PhD Defence Sven Dummer | Deep Learning with Infinite-Dimensional Priors

Deep Learning with Infinite-Dimensional Priors

Sven Dummer is a PhD student in the Department of Mathematics of Imaging & AI. (Co)Promotors are prof.dr. C. Brune and dr. N. Strisciuglio from the Faculty of Electrical Engineering, Mathematics and Computer Science.

Neural networks, the foundation of artificial intelligence, underlie many applications ranging from language models like ChatGPT to problems in science. While neural networks typically map vectors to vectors, in many of these (scientific) applications, these vectors correspond to discretizations of functions such as images or solutions to partial differential equations (PDEs). Building on such discretizations, recent works have developed models that treat inputs and outputs directly as functions in infinite-dimensional function spaces. Beyond this representational aspect, infinite-dimensional (function) spaces often carry rich prior information about the structure of the input or output. Since large neural networks may memorize the training data instead of learning general patterns, such prior knowledge can guide the training process toward models that work better on new inputs. Moreover, a neural network itself can be viewed as an element of an infinite-dimensional function space. Characterizing the space provides insight into, for instance, how optimization within these spaces yields neural architectures, which algorithms are suited for solving the optimization problem, and what types of generalization guarantees can be given.

This thesis examines the aforementioned infinite-dimensional aspects of neural networks.
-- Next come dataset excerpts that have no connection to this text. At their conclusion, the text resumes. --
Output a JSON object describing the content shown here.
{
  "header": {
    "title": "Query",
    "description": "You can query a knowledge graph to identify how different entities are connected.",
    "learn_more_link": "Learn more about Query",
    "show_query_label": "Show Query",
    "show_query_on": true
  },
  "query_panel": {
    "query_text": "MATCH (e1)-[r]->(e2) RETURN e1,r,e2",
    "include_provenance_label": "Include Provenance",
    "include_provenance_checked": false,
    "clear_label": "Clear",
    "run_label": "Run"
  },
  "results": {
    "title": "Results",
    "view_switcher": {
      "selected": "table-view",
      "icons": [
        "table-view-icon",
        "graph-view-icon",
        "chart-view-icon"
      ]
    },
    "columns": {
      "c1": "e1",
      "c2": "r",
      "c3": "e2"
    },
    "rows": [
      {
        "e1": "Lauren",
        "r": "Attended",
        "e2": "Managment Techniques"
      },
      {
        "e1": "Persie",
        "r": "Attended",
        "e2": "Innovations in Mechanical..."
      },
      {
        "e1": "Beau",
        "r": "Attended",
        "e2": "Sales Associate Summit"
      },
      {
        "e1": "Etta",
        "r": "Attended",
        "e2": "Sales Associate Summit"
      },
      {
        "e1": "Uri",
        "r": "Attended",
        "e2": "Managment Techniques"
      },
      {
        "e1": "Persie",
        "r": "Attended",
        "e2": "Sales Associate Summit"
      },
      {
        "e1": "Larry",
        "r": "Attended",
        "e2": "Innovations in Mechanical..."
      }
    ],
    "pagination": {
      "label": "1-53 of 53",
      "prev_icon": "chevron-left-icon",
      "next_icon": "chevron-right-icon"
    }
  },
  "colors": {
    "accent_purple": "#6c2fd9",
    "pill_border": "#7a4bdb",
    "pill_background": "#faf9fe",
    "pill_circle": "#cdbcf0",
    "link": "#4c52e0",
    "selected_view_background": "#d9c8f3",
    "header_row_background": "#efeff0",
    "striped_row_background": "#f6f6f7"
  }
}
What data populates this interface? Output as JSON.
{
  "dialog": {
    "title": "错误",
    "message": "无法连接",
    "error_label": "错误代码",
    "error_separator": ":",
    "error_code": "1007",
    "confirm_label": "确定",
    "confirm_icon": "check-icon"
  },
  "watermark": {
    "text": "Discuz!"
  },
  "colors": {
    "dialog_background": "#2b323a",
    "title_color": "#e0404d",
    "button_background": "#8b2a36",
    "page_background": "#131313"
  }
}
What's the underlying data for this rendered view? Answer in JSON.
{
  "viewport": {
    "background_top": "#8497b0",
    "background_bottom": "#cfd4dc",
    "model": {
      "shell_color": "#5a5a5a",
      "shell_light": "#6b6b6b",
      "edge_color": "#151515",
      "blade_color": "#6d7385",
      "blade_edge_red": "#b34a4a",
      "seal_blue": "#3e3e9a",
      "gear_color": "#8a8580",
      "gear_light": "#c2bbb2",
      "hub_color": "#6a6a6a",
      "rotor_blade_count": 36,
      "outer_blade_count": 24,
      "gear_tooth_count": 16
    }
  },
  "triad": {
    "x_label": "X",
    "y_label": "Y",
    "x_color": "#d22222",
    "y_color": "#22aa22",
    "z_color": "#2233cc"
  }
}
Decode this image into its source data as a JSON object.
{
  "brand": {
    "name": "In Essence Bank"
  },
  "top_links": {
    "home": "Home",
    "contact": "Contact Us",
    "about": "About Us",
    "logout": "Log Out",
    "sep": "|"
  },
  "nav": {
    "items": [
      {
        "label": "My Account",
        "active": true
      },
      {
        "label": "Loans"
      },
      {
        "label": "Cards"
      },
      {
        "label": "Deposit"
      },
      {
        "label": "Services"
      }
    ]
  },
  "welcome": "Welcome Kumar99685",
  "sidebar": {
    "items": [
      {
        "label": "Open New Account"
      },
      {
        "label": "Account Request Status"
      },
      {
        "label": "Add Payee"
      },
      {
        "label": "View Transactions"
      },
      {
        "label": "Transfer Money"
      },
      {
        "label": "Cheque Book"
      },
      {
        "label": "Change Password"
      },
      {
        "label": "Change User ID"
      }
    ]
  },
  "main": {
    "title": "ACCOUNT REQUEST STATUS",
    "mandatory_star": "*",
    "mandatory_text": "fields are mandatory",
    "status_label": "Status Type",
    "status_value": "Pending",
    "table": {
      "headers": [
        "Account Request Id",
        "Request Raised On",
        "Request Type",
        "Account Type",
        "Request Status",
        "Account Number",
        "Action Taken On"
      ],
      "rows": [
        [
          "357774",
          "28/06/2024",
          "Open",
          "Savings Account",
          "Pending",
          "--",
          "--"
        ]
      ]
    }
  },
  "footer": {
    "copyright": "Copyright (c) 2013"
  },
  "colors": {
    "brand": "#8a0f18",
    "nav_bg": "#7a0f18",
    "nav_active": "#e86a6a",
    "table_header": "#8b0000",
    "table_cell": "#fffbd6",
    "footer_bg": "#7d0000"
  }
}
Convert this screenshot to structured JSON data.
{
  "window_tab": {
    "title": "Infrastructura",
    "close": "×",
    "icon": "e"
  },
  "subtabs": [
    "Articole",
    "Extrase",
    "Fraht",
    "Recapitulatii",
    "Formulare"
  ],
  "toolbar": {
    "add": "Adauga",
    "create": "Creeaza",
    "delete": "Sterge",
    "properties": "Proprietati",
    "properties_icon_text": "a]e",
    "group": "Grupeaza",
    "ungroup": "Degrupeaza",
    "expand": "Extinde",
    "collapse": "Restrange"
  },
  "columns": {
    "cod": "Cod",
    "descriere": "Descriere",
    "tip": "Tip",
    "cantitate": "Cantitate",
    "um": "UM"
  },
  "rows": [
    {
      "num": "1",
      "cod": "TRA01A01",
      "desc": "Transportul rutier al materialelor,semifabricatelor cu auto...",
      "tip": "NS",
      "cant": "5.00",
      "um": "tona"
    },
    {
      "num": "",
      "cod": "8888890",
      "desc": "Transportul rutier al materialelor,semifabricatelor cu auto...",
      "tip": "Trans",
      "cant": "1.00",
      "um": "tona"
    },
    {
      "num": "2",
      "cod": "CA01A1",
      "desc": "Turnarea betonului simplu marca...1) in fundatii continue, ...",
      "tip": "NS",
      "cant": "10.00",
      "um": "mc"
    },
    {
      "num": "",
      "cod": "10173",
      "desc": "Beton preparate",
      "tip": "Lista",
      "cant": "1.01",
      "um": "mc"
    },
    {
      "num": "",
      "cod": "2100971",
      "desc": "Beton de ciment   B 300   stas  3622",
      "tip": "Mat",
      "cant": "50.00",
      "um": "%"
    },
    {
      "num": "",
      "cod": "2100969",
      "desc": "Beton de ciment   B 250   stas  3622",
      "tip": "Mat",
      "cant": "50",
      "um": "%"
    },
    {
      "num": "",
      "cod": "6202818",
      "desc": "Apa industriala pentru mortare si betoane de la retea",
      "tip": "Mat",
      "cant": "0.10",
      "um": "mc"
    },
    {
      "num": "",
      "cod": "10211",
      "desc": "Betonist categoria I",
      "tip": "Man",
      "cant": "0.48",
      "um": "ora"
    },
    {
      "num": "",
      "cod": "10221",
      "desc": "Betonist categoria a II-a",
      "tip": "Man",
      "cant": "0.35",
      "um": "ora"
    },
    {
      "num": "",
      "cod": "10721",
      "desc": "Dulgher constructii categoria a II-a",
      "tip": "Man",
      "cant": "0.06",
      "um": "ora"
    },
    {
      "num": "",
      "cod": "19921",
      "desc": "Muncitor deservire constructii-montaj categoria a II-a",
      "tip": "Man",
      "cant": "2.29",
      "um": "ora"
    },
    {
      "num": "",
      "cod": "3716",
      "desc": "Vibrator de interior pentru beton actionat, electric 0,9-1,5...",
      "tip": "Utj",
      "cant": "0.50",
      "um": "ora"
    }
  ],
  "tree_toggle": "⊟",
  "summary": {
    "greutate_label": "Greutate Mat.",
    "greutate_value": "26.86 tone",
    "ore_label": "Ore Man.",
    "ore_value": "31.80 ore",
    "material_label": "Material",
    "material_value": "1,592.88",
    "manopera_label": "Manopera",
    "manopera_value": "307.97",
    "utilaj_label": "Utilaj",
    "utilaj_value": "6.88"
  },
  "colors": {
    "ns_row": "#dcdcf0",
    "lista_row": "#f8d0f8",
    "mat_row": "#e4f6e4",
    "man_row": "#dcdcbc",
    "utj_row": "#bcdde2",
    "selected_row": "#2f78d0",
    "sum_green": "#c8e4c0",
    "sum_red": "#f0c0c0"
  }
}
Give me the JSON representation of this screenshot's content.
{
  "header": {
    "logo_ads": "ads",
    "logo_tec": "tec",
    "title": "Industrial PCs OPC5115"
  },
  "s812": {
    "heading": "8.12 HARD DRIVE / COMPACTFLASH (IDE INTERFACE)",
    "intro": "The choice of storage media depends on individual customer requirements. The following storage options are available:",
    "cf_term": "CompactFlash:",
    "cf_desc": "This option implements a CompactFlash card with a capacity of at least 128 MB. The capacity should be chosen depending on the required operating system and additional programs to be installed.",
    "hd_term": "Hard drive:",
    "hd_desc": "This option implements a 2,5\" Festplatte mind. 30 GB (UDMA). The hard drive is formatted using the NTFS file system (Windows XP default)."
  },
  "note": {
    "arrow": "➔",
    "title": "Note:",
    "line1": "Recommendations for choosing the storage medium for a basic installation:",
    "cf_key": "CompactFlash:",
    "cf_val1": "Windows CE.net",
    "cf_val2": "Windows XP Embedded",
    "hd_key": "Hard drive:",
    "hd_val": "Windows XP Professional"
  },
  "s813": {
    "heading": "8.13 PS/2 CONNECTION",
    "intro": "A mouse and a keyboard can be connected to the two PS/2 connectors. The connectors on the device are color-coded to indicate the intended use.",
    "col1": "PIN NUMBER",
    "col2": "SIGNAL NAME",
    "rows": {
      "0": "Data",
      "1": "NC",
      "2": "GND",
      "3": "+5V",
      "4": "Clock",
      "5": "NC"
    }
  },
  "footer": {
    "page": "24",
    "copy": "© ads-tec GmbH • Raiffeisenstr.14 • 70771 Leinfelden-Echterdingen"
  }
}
In particular, this thesis treats the following aspects:

• Infinite-dimensional input and output data representations. Chapters 4 and 5 show the benefits of modeling controls and shapes as infinite-dimensional objects for, respectively, finding efficiently controllable periodic trajectories and diffeomorphic shape latent modeling. For time-dependent PDEs, Chapter 6 combines reduced-order models and neural operators to study different infinite-dimensional representations. The chapter shows that simple input processing and output representation can already be effective. The chapter also includes a discretization error analysis and highlights the importance of understanding how discretized operators approximate their infinite-dimensional counterparts.
• Priors on infinite-dimensional spaces. Chapter 3 shows the benefits of optimal transport and manifold learning for data-driven dynamic imaging. Chapter 4 uses physics-informed periodicity losses derived from Hamiltonian structure and eigenmanifold theory to compute efficiently controllable periodic motions. Chapter 5 demonstrates the advantages of Large Deformation Diffeomorphic Metric Mapping priors for diffeomorphic shape latent modeling. Chapter 6 combines neural operators with the causality and manifold structure of reduced-order models, although more research is needed to better determine the effect of this structure.
• Hypothesis spaces for neural network models. Chapter 7 introduces a novel definition of vector-valued reproducing kernel Banach spaces, establishes their fundamental properties, and constructs concrete examples corresponding to neural networks and operators. Among the main results in this chapter are representer theorems.

Overall, this thesis explored infinite dimensionality in deep learning across various applications. The results shed light on how to handle and represent infinite-dimensional inputs and outputs. They also clarify when to incorporate prior information on the output and how to define the space corresponding to models that operate in infinite-dimensional settings. Together, these findings advance the understanding and development of methods that handle infinite-dimensional input and output spaces.